You, at Stanford University, will each be paired with a "cyber-chum" from Lynne Joyrich's Television Studies class at Brown University. After collaboratively choosing a broad topic to explore, you'll each pose and then answer four related questions about different aspects of television. You'll have from November 22 through Thanksgiving break to work on this. By December 1, you'll post the interview, along with your response to it, to a joint website,http:/
Monday, November 15
Contact information for your partner will be handed out by email. You should communicate over the course of the next week with some ideas for a theme and settle on a subject of shared interest. This subject might be a genre (e.g., reality TV, soap operas); an audience group (e.g., children, a fan community); a TV trend (e,g,, internet viewing, serialization); or a social issue related to media (e.g., globalization, violence).

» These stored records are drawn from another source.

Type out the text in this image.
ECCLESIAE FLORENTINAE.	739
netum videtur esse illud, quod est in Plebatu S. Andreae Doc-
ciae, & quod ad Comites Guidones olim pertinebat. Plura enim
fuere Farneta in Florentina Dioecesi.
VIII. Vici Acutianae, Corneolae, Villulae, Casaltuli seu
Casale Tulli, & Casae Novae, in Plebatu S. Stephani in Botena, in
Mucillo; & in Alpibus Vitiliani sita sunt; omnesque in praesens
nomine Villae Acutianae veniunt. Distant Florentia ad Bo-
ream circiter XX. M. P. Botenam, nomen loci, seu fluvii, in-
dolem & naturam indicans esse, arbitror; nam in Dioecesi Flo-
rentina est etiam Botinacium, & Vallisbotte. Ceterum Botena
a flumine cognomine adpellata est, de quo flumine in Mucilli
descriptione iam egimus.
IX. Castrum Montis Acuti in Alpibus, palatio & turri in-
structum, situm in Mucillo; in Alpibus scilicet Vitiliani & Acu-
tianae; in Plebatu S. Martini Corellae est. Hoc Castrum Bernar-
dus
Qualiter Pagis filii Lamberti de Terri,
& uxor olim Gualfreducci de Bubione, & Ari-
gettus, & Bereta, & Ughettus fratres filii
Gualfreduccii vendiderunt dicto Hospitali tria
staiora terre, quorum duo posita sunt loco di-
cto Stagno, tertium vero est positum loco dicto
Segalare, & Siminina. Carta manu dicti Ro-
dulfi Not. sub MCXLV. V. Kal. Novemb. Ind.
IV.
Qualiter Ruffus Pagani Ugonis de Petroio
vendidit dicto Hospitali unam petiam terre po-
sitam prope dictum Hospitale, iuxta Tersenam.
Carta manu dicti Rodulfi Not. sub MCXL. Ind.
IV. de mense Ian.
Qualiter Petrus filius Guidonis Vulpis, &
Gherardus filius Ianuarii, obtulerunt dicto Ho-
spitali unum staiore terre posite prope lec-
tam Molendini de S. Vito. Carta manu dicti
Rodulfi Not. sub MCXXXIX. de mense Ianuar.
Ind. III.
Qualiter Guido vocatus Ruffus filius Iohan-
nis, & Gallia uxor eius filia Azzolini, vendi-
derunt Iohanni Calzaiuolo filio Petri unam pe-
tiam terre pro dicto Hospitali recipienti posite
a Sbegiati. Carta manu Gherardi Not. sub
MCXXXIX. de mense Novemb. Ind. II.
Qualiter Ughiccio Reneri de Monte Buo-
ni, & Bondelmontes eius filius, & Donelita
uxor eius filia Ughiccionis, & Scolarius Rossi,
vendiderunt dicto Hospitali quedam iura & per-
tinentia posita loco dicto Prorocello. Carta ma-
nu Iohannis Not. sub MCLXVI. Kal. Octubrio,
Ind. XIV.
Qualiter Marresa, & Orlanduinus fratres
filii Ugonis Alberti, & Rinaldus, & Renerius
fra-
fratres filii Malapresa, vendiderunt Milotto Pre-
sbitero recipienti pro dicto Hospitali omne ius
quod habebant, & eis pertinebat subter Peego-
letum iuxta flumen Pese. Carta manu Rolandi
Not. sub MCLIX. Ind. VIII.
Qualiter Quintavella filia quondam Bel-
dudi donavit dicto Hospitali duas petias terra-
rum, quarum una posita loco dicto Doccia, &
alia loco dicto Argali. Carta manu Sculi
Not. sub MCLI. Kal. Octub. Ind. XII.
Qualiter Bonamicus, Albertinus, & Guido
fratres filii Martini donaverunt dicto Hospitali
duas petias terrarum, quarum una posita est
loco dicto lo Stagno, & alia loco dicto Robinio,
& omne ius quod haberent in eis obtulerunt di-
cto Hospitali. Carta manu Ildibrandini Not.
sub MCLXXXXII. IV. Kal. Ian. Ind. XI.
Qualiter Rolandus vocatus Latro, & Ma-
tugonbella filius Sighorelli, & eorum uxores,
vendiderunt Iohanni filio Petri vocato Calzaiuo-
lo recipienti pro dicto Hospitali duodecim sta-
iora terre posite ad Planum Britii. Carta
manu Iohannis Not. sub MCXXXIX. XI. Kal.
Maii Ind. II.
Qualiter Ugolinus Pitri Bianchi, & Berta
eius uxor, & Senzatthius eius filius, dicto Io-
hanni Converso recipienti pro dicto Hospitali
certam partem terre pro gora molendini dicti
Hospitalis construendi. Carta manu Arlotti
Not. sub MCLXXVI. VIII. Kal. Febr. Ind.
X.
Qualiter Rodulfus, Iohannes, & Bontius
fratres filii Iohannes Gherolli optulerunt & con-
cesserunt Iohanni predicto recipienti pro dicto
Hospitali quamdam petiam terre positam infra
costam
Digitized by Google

Email correspondence should work fine for this purpose, but you're also welcome to use a platform like Facebook or Google docs for your discussion.
Monday, November 22
Four substantial questions (50-100 words each) are due to your cyber-chum (with each of you writing your own set of questions for the other to answer, even though both sets of questions tie to the same broad theme on which you have agreed). Further, though all of the questions should be related to your theme, the four questions should engage the different dimensions of TV that we've studied. Thus, in each of your sets, there should be one question for each of the following areas:
- TV as a cultural and technological form
- TV's stylistic, rhetorical and narrative form
- TV viewing and consuming
- TV and social formations
Monday, November 29
Substantial responses to the questions (100-200 words each) due to your cyber-chum.
Wednesday, December 1
Write up a reaction (about one double-spaced page) to your partner's answers. Here are some questions you could consider:
- How would you characterize the overall import of these opinions?
- Was the response about what you expected, or did anything surprise you?
- Do you agree or disagree; and did you find that your experiences match up or not?
- Based on the interview, do you and your partner have similar or different TV viewing habits, pleasures, and understandings?
- What larger implications or new perspectives on the course material does this text suggest?
- What is suggested by the very fact that we have TV in common and can discuss it, via digital media, across geographical distances?
You should post the text of the interview with your reaction to posterous by noon PST. You'll be added to the blog as a contributor, so you can just email a document to [redacted]. For more details, seehttp:/
Check out your classmates' projects, and we'll discuss them in our final class! We also encourage you to comment on the various projects on the blog itself; in this way, the conversations begun with this project can continue!